What looked eminently do-able when the budget speech was written suddenly faces insurmountable hurdles. The minister (of the department) who insisted on the allocation discovers that his department is totally unprepared. The finance minister is perplexed if the money is not spent. The prime minister is upset that his ministers have let him down. The budget division’s mandarins chuckle quietly among themselves but wear a grave demeanour at a review meeting. It is only the department of expenditure that is genuinely happy that it has saved money for the government! This is a story that has been told many times before.
Learning on the job
Every finance minister (including this writer) is allowed one budget to make mistakes and learn on the job! Mr Arun Jaitley got his chance in the budget for 2014-15.
Counting the mis-hits is a fun sport. The trick is not to lose one’s cool (especially the finance minister’s) when the mis(takes)-hits are pointed out and counted!
How did Mr Jaitley score in his first budget? Here is a quick count (subject to errors and omissions):
Announce and forget
Let me begin with the ones that can be characterised as “Announce and Forget” schemes. They are one-day wonders that nobody will care to ask about after a few weeks and certainly not after the year is over and it is time for the next budget! Examples:
* A war memorial was announced, Rs 100 crore was allocated, but it is yet to receive Cabinet approval.
* A Technology Development Fund to support R&D in defence systems was announced, Rs 100 crore was provided, nothing was spent, and the allocation lapsed.
* The budget provided Rs 50 crore for a National Police Memorial, RE was Rs 50 crore, which means the sum was spent, on what we do not know, but where is the memorial?
Never say die
There is another set of announcements that can be labelled “Never Say Die”. A scheme is announced, money is provided, not much — in some cases nothing — is done during the year, but the department won’t give up, so money is allocated reluctantly in the next year too, but in some cases for a toned down scheme (see table). Some of them will be “rationalised” or given a quiet burial in due course!
Big ticket items
That brings me to the last set of announcements. These are the big ticket items that are the pride of the budget. Let’s see how they fared in 2014-15:
Mr Jaitley’s speech gave top billing to the Pradhan Mantri Krishi Sinchayee Yojana. He announced Rs 1,000 crore for the programme. According to the 2015-16 budget papers, only Rs 30 crore was spent. The budget for 2015-16 has allocated Rs 1,800 crore.
There is no bigger icon for the BJP than Mr Deen Dayal Upadhyaya. The government announced the Gram Jyoti Yojana for feeder separation in his name, allocated R500 crore and claims to have spent the whole amount. What is surprising is that nothing has been allocated in the current year.

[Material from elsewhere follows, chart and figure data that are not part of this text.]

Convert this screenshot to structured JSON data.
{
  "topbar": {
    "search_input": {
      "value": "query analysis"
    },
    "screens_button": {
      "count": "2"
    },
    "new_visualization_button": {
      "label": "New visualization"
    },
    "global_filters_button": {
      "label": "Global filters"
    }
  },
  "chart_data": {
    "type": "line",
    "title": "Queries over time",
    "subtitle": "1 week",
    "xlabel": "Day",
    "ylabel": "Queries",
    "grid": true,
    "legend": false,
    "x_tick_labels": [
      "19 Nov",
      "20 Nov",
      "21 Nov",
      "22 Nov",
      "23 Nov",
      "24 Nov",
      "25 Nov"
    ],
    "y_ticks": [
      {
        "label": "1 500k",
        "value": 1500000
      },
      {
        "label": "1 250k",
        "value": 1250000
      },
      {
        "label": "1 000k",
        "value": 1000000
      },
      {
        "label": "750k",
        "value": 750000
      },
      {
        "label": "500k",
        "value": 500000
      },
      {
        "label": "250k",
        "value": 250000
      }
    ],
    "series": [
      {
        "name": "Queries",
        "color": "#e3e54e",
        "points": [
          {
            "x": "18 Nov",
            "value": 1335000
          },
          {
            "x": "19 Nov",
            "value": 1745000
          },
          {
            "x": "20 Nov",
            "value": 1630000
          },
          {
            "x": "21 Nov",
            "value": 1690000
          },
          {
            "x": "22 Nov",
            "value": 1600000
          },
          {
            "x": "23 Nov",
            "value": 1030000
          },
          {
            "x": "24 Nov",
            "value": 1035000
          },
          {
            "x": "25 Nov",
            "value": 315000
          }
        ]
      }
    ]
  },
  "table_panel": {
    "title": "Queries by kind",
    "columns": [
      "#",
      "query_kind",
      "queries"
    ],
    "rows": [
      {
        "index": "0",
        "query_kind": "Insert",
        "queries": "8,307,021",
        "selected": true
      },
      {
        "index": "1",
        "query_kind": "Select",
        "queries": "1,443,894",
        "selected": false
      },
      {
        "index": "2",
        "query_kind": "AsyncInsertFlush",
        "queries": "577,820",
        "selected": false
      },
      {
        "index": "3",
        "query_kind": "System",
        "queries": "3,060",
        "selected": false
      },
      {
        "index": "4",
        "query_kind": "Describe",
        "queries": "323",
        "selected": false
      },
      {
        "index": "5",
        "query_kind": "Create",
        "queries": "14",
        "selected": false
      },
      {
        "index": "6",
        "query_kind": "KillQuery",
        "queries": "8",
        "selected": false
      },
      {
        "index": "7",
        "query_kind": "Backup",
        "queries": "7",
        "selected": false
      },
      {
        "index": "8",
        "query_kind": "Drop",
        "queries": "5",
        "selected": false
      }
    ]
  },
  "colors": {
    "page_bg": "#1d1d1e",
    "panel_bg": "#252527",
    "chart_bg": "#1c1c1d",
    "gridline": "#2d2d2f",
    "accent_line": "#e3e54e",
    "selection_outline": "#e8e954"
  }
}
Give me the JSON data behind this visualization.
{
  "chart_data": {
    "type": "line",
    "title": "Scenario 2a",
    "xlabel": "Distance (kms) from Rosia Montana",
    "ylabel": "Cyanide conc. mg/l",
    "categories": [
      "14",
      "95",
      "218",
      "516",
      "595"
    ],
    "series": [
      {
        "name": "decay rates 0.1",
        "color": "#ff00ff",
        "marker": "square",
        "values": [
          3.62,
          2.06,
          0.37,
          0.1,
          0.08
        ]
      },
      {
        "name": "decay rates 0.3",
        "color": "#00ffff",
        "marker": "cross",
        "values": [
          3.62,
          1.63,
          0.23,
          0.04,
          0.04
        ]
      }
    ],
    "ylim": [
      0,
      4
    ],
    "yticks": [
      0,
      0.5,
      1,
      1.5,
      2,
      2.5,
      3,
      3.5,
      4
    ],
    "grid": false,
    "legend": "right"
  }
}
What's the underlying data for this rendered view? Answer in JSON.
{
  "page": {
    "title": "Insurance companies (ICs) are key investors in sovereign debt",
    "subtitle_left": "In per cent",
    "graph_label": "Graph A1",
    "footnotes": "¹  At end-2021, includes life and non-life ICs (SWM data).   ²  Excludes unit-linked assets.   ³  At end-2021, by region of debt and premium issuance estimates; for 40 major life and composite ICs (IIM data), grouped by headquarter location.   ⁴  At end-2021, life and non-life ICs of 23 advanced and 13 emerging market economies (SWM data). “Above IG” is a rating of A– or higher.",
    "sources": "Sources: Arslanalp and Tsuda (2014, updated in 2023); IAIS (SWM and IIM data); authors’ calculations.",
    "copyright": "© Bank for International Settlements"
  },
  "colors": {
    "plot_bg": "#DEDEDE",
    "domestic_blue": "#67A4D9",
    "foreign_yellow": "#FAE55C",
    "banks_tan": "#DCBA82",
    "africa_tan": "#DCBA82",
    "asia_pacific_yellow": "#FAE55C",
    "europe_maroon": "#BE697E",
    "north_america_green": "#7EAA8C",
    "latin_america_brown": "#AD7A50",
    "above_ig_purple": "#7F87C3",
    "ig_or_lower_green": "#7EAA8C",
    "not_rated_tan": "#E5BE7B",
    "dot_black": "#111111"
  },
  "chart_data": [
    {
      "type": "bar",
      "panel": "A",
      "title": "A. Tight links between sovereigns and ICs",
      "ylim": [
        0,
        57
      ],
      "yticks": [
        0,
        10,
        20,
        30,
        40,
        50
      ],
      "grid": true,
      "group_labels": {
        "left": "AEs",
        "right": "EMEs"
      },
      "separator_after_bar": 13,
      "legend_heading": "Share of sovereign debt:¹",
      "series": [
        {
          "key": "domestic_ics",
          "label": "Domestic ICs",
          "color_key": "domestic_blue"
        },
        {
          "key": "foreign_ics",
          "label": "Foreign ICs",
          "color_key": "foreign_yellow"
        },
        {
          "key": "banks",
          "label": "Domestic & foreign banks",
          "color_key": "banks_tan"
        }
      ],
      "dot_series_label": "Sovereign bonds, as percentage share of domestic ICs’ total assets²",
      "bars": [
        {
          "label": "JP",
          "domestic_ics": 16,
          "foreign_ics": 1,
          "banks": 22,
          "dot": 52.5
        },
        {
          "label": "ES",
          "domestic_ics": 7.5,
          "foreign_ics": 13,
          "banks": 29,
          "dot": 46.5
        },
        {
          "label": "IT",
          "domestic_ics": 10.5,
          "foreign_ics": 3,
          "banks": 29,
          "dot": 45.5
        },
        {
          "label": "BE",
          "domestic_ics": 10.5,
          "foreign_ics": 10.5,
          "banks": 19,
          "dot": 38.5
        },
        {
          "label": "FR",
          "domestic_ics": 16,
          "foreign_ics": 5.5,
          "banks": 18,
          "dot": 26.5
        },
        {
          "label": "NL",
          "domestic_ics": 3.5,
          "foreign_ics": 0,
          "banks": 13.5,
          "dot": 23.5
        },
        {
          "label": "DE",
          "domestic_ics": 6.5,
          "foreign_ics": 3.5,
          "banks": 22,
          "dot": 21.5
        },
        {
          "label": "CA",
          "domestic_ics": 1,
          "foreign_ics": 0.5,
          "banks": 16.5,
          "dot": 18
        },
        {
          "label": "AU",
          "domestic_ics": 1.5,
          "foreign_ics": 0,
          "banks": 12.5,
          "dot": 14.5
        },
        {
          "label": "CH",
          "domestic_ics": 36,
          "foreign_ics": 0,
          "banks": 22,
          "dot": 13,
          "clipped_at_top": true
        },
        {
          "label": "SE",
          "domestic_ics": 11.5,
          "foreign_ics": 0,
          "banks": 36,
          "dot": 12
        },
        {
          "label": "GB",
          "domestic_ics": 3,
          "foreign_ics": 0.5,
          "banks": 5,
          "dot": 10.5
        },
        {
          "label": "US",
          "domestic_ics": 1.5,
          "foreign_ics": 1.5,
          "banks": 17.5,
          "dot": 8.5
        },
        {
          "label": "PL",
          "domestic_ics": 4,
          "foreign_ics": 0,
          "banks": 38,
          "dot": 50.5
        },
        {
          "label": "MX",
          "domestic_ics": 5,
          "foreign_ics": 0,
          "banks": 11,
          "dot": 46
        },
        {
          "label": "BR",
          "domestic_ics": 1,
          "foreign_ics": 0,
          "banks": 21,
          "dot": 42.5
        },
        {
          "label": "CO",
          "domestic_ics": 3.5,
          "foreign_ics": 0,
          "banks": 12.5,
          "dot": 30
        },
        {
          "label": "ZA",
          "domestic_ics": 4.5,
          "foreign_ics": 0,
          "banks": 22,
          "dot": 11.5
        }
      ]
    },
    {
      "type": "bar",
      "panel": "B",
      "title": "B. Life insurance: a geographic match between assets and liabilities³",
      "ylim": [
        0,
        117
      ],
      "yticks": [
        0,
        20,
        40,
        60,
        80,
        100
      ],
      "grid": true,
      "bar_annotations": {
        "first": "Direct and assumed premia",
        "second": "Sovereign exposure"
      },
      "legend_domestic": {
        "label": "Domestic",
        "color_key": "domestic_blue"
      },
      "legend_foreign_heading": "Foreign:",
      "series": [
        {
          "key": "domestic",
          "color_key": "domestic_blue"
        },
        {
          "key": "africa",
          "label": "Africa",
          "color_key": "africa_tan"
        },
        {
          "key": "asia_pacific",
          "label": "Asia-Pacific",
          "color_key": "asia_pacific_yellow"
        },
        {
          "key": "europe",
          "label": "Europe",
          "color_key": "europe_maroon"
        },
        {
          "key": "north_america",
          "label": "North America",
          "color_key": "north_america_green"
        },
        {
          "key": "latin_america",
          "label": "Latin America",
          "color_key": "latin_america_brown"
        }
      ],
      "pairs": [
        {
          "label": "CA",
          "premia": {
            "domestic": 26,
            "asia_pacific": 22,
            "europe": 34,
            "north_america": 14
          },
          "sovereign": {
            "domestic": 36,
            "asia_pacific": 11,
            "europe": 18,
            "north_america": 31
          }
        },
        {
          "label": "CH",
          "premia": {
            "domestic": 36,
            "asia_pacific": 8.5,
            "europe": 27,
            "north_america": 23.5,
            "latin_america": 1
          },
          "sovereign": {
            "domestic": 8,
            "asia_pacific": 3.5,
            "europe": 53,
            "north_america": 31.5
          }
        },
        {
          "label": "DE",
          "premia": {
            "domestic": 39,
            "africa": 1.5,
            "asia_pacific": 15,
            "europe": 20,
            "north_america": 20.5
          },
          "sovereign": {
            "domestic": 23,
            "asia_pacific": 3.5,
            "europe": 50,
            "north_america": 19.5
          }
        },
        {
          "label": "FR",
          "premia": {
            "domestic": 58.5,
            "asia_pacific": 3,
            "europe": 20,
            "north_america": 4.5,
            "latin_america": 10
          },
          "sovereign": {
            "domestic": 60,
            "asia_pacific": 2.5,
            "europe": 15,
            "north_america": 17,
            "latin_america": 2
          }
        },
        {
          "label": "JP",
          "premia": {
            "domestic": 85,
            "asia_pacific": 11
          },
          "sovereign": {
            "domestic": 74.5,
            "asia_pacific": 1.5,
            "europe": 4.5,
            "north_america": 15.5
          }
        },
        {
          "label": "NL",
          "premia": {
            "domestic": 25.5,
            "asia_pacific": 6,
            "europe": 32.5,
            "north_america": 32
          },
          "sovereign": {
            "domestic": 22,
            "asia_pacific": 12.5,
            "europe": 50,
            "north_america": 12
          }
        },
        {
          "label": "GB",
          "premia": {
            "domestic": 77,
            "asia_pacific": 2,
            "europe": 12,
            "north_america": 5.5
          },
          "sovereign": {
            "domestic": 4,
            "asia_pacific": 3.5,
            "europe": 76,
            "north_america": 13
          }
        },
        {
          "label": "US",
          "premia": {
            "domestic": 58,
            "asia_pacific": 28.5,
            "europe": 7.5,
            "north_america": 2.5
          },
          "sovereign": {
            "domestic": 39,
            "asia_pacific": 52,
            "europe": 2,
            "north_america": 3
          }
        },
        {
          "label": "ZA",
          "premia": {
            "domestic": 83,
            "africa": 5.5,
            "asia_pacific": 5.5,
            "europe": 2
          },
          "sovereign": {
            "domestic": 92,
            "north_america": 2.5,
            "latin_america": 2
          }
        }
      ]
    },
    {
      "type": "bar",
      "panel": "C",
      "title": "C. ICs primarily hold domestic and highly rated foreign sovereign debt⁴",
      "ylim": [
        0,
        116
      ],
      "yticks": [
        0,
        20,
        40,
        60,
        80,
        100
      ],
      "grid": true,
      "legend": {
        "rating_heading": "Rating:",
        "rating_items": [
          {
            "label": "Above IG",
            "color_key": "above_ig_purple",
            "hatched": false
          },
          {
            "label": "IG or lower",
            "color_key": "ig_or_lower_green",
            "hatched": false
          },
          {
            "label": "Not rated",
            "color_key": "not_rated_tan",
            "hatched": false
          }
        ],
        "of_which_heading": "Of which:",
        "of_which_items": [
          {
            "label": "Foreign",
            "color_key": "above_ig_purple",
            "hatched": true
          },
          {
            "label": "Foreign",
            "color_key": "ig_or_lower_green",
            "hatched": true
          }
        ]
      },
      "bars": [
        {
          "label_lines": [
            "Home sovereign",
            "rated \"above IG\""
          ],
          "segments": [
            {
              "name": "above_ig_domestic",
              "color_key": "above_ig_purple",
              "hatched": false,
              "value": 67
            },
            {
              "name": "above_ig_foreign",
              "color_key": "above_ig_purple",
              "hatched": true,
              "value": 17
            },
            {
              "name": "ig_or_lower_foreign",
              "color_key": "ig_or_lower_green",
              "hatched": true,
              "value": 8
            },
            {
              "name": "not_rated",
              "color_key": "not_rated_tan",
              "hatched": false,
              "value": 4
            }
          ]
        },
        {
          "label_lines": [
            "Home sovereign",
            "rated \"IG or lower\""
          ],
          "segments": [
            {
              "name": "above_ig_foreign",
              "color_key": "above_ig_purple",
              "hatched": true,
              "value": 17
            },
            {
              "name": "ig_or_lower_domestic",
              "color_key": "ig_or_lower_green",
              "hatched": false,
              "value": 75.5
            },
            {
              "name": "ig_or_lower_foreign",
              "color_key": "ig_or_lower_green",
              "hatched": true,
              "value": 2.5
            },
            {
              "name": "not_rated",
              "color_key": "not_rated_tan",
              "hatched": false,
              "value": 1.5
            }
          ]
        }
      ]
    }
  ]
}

What does that mean? Has the feeder separation been completed all over the country?
Smart Cities was another big idea. For that, and for JNNURM, the allocation was Rs 7,016 crore. However, only Rs 924 crore was spent in 2014-15. The budget papers for 2015-16 show that the old head will get only Rs 143 crore this year and two new heads have been created with an allocation of Rs 5,939 crore.
I do not claim that all budgets in the past were models of transparency. Nevertheless I say that the NDA, which came to power on the plank of greater transparency and effective implementation, has a considerable distance to travel to fulfil its promises.